The above 28 variables with P <0.3 were included in Logistic regression analysis, and a total of 7 independent risk warning indicators were screened out, which were pleural chest pain X10 (P <0.001), shortness of breath after exercise X14 (P = 0.045), and shortness of breath X15 (P <0.001), unilateral lower extremity pain X18 (P <0.001), smoking X25 (P = 0.005), fibrinogen degradation product X34 (P <0.001), Caprini score X41 (P = 0.004). The logistic regression was used to obtain the regression coefficient, standard error, Wald chi-square value, P value, its corresponding OR value, and its 95% confidence interval of the independent risk warning indicators, as shown in Table 3.

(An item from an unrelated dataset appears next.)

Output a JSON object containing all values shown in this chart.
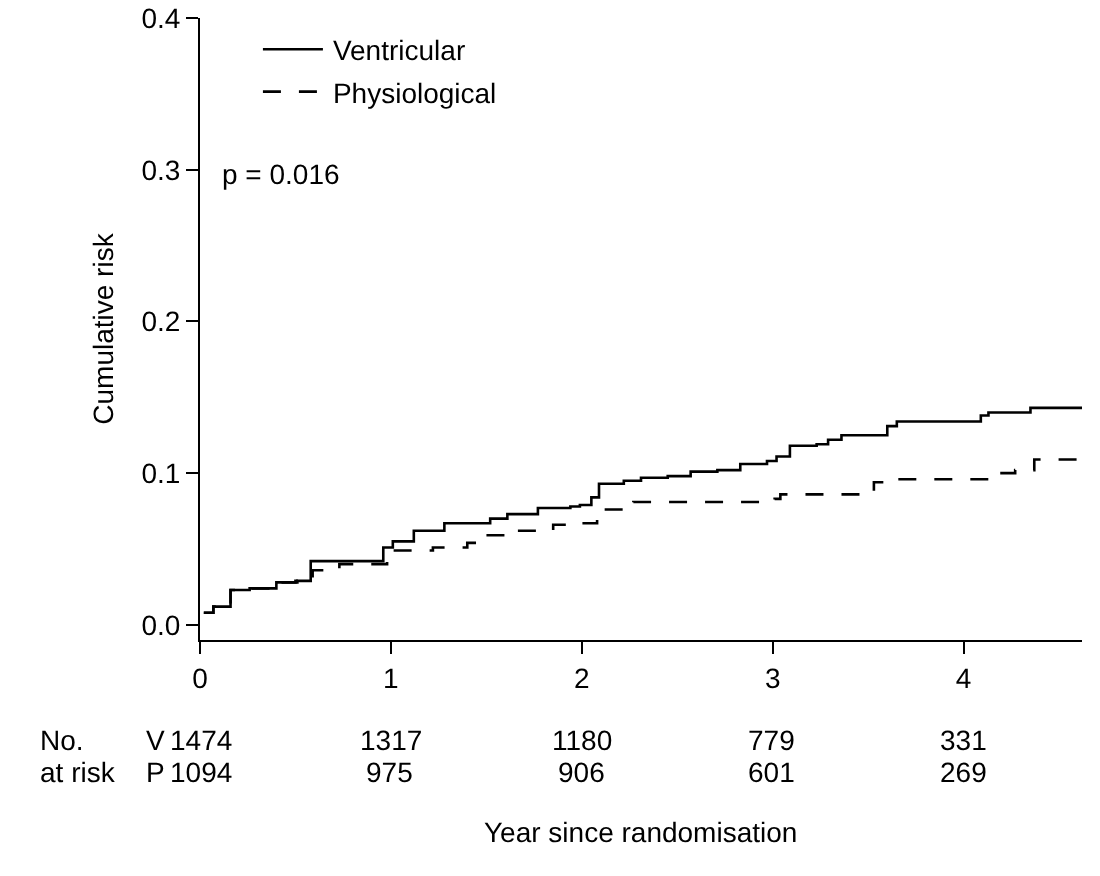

Construction of VTE Risk Warning Model
According to the above results The model independent variable assignment method is shown in Table 4. The final VTE risk warning model is as follows:
p = ex / ( 1+ ex ) ,
x = -4.840 + 2.557 • X10(1) + 1.432 • X14(1) + 2.977 • X15(1) + 3.445 • X18(1) + 1.086 • X25(1) + 0.249 • X34 + 0.282 • X41
Where e is the logarithm of natural numbers;
Pleural chest pain X10, shortness of breath after exercise X14, chest tightness shortness of breath X15, unilateral lower extremity pain X18, smoking X25 and other variables are binary values (not specific medical history, 1 for yes, 0 for none). The unit of fibrinogen degradation product (X34) was (μg/ml). Caprini score (X41) is based on Caprini risk assessment scale, with no unit.
Evaluation and comparison of test efficacy of VTE Risk Warning Model
According to the formula of the VTE risk warning model, the predicted probability of VTE occurrence was calculated useing ROC curve analysis. The area under the ROC curve (AUC) was 0.960 (95% CI: 0.940, 0.976), the standard error was 0.009, and Z = 52.279. The Hosmer-Lemeshow test (H-L test) was performed on the VTE risk warning model, and the c2 was 55.441.

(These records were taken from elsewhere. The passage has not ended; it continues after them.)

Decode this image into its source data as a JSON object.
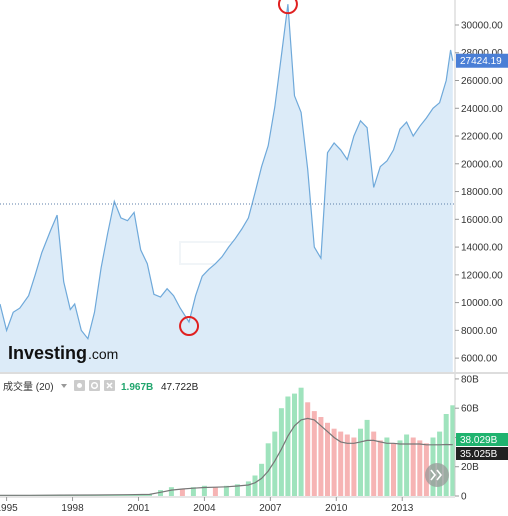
{
  "brand": {
    "name": "Investing",
    "suffix": ".com"
  },
  "volume_panel": {
    "label": "成交量 (20)",
    "value_green": "1.967B",
    "value_dark": "47.722B",
    "tag_green": "38.029B",
    "tag_dark": "35.025B"
  },
  "price_tag": "27424.19",
  "colors": {
    "line": "#6fa9da",
    "fill": "#dcebf8",
    "up_bar": "#9fe3bd",
    "down_bar": "#f6b4b4",
    "ma_line": "#777777",
    "tag_blue": "#4a7fd6",
    "tag_green": "#20b36f",
    "tag_dark": "#222222",
    "marker": "#e02020"
  },
  "chart_data": [
    {
      "type": "area",
      "title": "",
      "xlabel": "",
      "ylabel": "",
      "x_ticks": [
        "1995",
        "1998",
        "2001",
        "2004",
        "2007",
        "2010",
        "2013"
      ],
      "y_ticks": [
        "6000.00",
        "8000.00",
        "10000.00",
        "12000.00",
        "14000.00",
        "16000.00",
        "18000.00",
        "20000.00",
        "22000.00",
        "24000.00",
        "26000.00",
        "28000.00",
        "30000.00"
      ],
      "ylim": [
        5000,
        31800
      ],
      "xlim": [
        1994.7,
        2015.4
      ],
      "horizontal_ref": 17100,
      "last_value": 27424.19,
      "markers": [
        {
          "x": 2003.3,
          "y": 8600
        },
        {
          "x": 2007.8,
          "y": 31500
        }
      ],
      "series": [
        {
          "x": [
            1994.7,
            1995.0,
            1995.3,
            1995.6,
            1996.0,
            1996.3,
            1996.6,
            1997.0,
            1997.3,
            1997.6,
            1997.9,
            1998.1,
            1998.4,
            1998.7,
            1999.0,
            1999.3,
            1999.6,
            1999.9,
            2000.2,
            2000.5,
            2000.8,
            2001.1,
            2001.4,
            2001.7,
            2002.0,
            2002.3,
            2002.6,
            2002.9,
            2003.3,
            2003.6,
            2003.9,
            2004.2,
            2004.5,
            2004.8,
            2005.1,
            2005.4,
            2005.7,
            2006.0,
            2006.3,
            2006.6,
            2006.9,
            2007.2,
            2007.5,
            2007.8,
            2008.1,
            2008.4,
            2008.7,
            2009.0,
            2009.3,
            2009.6,
            2009.9,
            2010.2,
            2010.5,
            2010.8,
            2011.1,
            2011.4,
            2011.7,
            2012.0,
            2012.3,
            2012.6,
            2012.9,
            2013.2,
            2013.5,
            2013.8,
            2014.1,
            2014.4,
            2014.7,
            2015.0,
            2015.2,
            2015.3
          ],
          "values": [
            9900,
            8000,
            9300,
            9600,
            10500,
            12000,
            13600,
            15200,
            16300,
            11500,
            9500,
            9900,
            8000,
            7400,
            9300,
            12500,
            15000,
            17300,
            16100,
            15900,
            16500,
            13800,
            12800,
            10600,
            10400,
            11000,
            10500,
            9600,
            8600,
            10500,
            11900,
            12400,
            12800,
            13300,
            14000,
            14600,
            15300,
            16100,
            17900,
            19800,
            21300,
            24100,
            27800,
            31500,
            24900,
            23700,
            19600,
            14000,
            13200,
            20800,
            21500,
            21000,
            20300,
            22000,
            23100,
            22600,
            18300,
            19800,
            20200,
            21000,
            22500,
            23000,
            22000,
            22700,
            23300,
            24000,
            24400,
            26000,
            28200,
            27424
          ]
        }
      ]
    },
    {
      "type": "bar",
      "title": "",
      "xlabel": "",
      "ylabel": "",
      "y_ticks": [
        "0",
        "20B",
        "40B",
        "60B",
        "80B"
      ],
      "ylim": [
        0,
        82
      ],
      "x": [
        1994.7,
        1996.0,
        1997.5,
        1999.0,
        2000.5,
        2001.5,
        2002.0,
        2002.5,
        2003.0,
        2003.5,
        2004.0,
        2004.5,
        2005.0,
        2005.5,
        2006.0,
        2006.3,
        2006.6,
        2006.9,
        2007.2,
        2007.5,
        2007.8,
        2008.1,
        2008.4,
        2008.7,
        2009.0,
        2009.3,
        2009.6,
        2009.9,
        2010.2,
        2010.5,
        2010.8,
        2011.1,
        2011.4,
        2011.7,
        2012.0,
        2012.3,
        2012.6,
        2012.9,
        2013.2,
        2013.5,
        2013.8,
        2014.1,
        2014.4,
        2014.7,
        2015.0,
        2015.3
      ],
      "values": [
        0.5,
        0.5,
        0.6,
        0.7,
        0.9,
        1.2,
        4,
        6,
        5,
        6,
        7,
        6,
        7,
        8,
        10,
        14,
        22,
        36,
        44,
        60,
        68,
        70,
        74,
        64,
        58,
        54,
        50,
        46,
        44,
        42,
        40,
        46,
        52,
        44,
        38,
        40,
        36,
        38,
        42,
        40,
        38,
        36,
        40,
        44,
        56,
        62
      ],
      "moving_average": [
        0.5,
        0.5,
        0.6,
        0.7,
        0.9,
        1.1,
        2.5,
        4,
        4.8,
        5.3,
        5.8,
        6,
        6.3,
        6.8,
        7.5,
        9,
        12,
        17,
        24,
        32,
        41,
        48,
        52,
        53,
        52,
        48,
        44,
        40,
        37,
        36,
        36,
        37,
        38,
        38,
        37,
        36,
        36,
        35.5,
        35.5,
        35.5,
        35.5,
        35,
        35,
        35,
        35.2,
        35.025
      ]
    }
  ]
}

Caprini risk assessment scale and VTE risk warning model were used to predict the truncation value (95% CI ) of VTE, which were 5 (4,5), 0.438 (0.263, 0.504), respectively. The sensitivity, specificity, accuracy and Youden index of VTE were predicted as 26.1%, 96.5%, 61.3%, 0.23 and 92.6%, 91.8%, 92.2% , 0.84 respectively. The AUC values were 0.596 ( 95%CI: 0.552, 0.638 ) and 0.960 ( 95%CI: 0.940, 0.976 ), respectively. The difference between the two groupd was statistically significant (Z= 14.521, P <0.0001), as shown in Figure 1.
External validation of VTE Risk Warning Model
The validation data set included 63 patients with VTE and 85 patients without VTE. There was no significant difference in the distribution of general clinical variables between validation data set and modeling data set (P>0.05), which avoided the deviation of the results due to the uneven distribution of clinical variables.
The validation data set was substituted into the established VTE risk warning model formula to calculate the prediction probability of the occurrence of VTE in each patient, and the truncation value of the model was used to evaluate the prediction efficiency of the validated data set. The sensitivity, specificity, accuracy and Youden index were 77.8%, 84.7%, 81.8% and 0.625, respectively. It indicated that the VTE risk warning model had a higher prediction efficiency both in the external population and external population.